While the investment, retail and industrial markets all reporting a strong quarter, the office market was a standout as nearly 16,000 jobs have been added over the past year alone.

“The growth of Salt Lake’s office market is significantly changing as we approach the end of 2016,” said Trigger Reital, market leader and managing director of the Cushman & Wakefield Commerce Salt Lake City office. “The third quarter saw large construction completions and projects, primarily 111 Main, that will add several hundred-thousand square feet to the market. We expect this inventory to provide opportunities for companies looking to grow. This is all happening while the investment market is on par to be another record-breaking year. We could see investment sales top the $2 billion mark for the first time ever in Utah.”

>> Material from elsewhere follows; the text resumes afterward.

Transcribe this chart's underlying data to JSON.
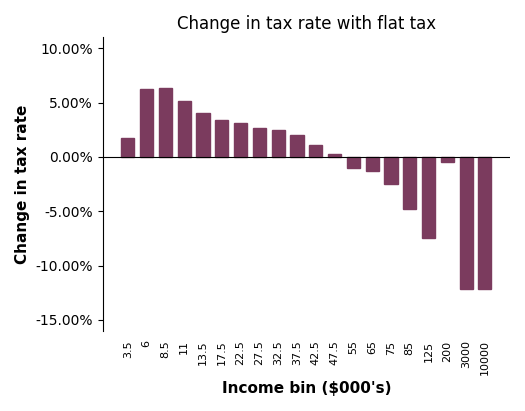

The vacancy rate of 11.4 percent was unchanged from the second quarter and more than 131,000 square feet were absorbed during the third quarter. As such, the overall asking rate rose to $23.09 square feet, which increased 3.2 percent year-over-year. Two construction completions in Draper entered the office market this quarter, Vista Station 7 and The Point I, who together added 200,000 square feet of Class A space to the Southeast submarkets. With the completion of these buildings, there is still nearly 1.4 million square feet under construction.

The investment market, like office, has also seen significant growth in the third quarter. With more than $1.54 billion in investment sales year-to-date, the volume is set to break last years $1.88 billion record and potential reach $2 billion for the first time in the state’s history.

The industrial market saw more than 780,000 square feet of absorption in the third quarter and vacancy climbed to 7.5 percent to 7.2 percent. The average transaction size is up 8 percent year-over-year with 160 transactions. Development was a major driver with more than 1.5 million square feet of completed construction. The retail market did not report any significant new inventory and vacancy fell to 5.3 percent while the average asking rate rose more than 3.1 percent year-over-year.